MBI investigator details events leading up to arrest of accused shooter of Madison County deputy

Accused shooter of Madison County deputy denied bond

JACKSON, Miss. (WLBT) - The man accused of shooting at Madison County deputies with a fully-automatic weapon in a Sept. 5 shootout that left Deputy Brad Sullivan fighting for life was denied bond in Judge John Emfinger’s court today.

Edgar Egbert walked into the courtroom in a yellow jumpsuit from the Rankin County jail.

There wasn’t standing room in the courtroom for all of Sullivan’s law enforcement brothers and sisters who had come to look at the man who may have put Sullivan in his life’s greatest struggle and who also allegedly tried to take out another five deputies on the same day.

Egbert waived his preliminary hearing, but in the bond hearing, MBI Investigator Troy Travis detailed the events leading up to his arrest.
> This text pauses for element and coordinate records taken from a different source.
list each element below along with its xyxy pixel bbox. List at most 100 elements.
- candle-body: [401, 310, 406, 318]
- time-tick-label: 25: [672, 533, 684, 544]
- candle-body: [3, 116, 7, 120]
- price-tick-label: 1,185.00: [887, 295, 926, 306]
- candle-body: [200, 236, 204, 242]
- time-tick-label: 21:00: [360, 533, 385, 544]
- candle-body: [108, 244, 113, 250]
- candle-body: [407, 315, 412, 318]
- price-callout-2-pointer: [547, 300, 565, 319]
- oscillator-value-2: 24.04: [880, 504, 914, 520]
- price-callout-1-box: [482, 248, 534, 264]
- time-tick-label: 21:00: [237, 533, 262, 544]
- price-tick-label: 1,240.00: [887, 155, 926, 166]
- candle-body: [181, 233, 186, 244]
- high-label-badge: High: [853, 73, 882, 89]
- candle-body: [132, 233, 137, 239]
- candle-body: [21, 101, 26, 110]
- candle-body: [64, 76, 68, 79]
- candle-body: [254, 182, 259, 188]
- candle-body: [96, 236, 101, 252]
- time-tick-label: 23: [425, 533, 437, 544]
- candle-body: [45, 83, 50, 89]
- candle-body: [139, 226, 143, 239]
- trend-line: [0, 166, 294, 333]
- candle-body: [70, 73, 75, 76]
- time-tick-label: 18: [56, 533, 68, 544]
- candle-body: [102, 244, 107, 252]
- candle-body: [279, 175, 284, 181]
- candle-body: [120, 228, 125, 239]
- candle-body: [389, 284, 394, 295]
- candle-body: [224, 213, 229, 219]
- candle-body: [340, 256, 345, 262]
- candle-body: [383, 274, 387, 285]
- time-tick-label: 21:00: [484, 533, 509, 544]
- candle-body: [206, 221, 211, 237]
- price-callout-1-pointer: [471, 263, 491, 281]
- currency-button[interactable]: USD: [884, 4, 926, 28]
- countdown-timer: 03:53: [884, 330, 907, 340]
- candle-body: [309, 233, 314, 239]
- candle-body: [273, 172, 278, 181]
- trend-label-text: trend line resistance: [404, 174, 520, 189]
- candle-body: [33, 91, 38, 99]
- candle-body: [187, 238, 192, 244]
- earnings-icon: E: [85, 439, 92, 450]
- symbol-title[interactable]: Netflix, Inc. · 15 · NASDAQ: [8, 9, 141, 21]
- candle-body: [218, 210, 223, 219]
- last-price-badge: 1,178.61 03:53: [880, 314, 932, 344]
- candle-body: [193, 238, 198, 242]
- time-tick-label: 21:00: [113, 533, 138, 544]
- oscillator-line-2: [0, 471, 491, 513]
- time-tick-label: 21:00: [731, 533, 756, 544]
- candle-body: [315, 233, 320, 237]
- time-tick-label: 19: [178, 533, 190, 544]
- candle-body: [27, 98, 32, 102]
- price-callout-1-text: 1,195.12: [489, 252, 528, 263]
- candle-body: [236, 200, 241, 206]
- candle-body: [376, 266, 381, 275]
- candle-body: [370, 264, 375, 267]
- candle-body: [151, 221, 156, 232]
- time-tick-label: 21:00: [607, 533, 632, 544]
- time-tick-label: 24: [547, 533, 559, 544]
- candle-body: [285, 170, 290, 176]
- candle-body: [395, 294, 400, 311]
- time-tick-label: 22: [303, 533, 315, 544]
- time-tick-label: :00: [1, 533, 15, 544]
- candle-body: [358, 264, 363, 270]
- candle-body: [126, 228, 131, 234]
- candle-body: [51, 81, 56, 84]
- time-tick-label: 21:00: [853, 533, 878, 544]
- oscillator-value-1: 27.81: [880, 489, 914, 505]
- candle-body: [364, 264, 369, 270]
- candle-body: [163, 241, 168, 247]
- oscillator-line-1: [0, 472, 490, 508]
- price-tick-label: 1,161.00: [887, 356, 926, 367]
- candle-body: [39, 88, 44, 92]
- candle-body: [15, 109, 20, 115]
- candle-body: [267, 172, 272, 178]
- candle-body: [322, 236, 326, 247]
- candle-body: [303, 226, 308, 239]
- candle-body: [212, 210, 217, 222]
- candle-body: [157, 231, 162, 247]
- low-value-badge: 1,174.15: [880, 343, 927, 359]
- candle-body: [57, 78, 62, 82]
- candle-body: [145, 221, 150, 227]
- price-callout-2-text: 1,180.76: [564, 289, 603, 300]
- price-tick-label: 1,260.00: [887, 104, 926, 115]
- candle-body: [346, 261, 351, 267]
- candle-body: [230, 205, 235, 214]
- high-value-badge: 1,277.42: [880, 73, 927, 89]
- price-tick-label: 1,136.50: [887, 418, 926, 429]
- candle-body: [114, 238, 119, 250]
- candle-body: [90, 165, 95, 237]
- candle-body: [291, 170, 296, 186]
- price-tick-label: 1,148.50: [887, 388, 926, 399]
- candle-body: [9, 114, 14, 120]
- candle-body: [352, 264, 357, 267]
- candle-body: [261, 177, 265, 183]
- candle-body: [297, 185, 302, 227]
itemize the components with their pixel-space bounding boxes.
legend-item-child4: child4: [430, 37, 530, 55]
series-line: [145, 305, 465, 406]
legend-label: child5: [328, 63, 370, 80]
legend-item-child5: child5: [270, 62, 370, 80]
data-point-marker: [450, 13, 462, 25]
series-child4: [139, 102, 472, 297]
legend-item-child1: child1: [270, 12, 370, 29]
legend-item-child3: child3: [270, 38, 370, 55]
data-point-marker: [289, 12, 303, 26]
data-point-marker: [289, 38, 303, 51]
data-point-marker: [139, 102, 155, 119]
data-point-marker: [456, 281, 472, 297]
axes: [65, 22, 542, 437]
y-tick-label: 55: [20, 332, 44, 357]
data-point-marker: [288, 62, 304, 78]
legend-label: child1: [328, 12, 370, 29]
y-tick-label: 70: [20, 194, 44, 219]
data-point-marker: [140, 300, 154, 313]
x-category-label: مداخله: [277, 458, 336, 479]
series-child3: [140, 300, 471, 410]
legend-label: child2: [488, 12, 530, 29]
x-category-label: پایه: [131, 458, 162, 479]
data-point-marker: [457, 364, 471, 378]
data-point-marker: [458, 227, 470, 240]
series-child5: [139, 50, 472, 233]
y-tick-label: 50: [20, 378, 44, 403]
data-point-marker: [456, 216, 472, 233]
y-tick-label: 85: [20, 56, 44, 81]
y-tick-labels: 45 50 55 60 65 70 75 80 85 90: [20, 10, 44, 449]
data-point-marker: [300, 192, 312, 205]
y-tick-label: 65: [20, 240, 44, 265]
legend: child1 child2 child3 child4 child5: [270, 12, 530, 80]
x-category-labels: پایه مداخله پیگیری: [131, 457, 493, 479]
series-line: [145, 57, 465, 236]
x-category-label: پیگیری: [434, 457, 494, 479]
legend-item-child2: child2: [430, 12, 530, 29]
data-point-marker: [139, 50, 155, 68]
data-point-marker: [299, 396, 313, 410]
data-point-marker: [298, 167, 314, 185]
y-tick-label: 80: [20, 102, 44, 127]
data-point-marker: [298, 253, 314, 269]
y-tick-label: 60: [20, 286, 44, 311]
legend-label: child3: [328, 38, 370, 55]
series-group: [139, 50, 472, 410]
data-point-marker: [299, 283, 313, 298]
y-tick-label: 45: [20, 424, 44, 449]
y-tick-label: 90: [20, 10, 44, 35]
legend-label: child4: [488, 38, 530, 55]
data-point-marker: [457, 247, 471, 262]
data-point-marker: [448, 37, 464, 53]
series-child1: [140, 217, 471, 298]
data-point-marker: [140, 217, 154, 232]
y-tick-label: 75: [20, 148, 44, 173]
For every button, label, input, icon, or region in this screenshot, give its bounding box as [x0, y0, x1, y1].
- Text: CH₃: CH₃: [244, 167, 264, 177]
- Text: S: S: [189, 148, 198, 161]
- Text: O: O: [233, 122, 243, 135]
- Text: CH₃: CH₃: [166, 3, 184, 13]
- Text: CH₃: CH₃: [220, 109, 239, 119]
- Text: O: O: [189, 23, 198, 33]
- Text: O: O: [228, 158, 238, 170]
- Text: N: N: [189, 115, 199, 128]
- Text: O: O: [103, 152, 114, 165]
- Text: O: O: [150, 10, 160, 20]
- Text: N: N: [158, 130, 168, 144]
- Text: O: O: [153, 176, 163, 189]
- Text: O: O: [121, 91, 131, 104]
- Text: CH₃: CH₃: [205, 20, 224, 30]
It started on September 4, Travis said, when Egbert kidnapped a man he believed to be his wife’s lover.

The alleged kidnapping victim, Travis said, had made friends and moved in recently with Egbert and his wife Cadie. When Cadie would work her job as an Uber driver at night, the victim would ride with her.

On September 4, Travis said Egbert called Cadie and the victim to meet him at Walgreens to talk. The victim got out of the car so the couple could talk, but instead of getting in the car with his wife, Egbert pulled a gun on the victim and forced him into the car with him. He took him back to his home and secured him with a large chain.

The wife called the sheriff’s department, and deputies were sent to the scene. They were waiting for back up, but then they saw Egbert fleeing the home. They chased him with lights and sirens blazing and he didn’t stop, Travis said. He was speeding and ignoring traffic devices, and passed a school bus at a high rate of speed with oncoming traffic.

“Edgar was posing grave danger to the public and himself, and a decision was made to put out spike strips,” Travis said.

The spike strips worked but didn’t stop the vehicle right away. The car finally became completely disabled in a ditch at the intersection on Highway 16 next to the country club.

“Edgar exits that vehicle and begins to engage the sheriff’s department immediately,” Travis said.

Photos were introduced that showed the interior of Egbert’s Jeep. It included a semi-automatic rifle and a fully-automatic rifle as well as empty magazines.

Walking the prosecutor through several photos of the Sheriff’s Department vehicles that were shot in the melee, Travis’ testimony established that each of the six vehicles took heavy fire. Not only that, but Egbert was only shooting at marked police vehicles, Travis said.

District Attorney John Bramlett said later that Egbert did not shoot at the unmarked police cars, civilian vehicles, or a dump truck that were also in the area. Egbert’s Jeep was at an angle in the ditch, and he was shooting from a standing position, using the Jeep for cover.

All in all, 89 shell casings were recovered in the area where Egbert was shooting, Travis said, as well as three or four magazines capable of holding up to 30 rounds each.

“He was not there for any other reason that day except to kill those sheriff’s deputies,” Travis testified.

Sullivan is still in critical condition, but to questions about his progress, Bramlett said, “There’s no bad news, and the doctors say that’s good news.”

Bramlett also asked people once again to pray for Sullivan, his family, the Madison County Sheriff’s Department, and law enforcement in general.

“It’s the most powerful thing we can do,” he said.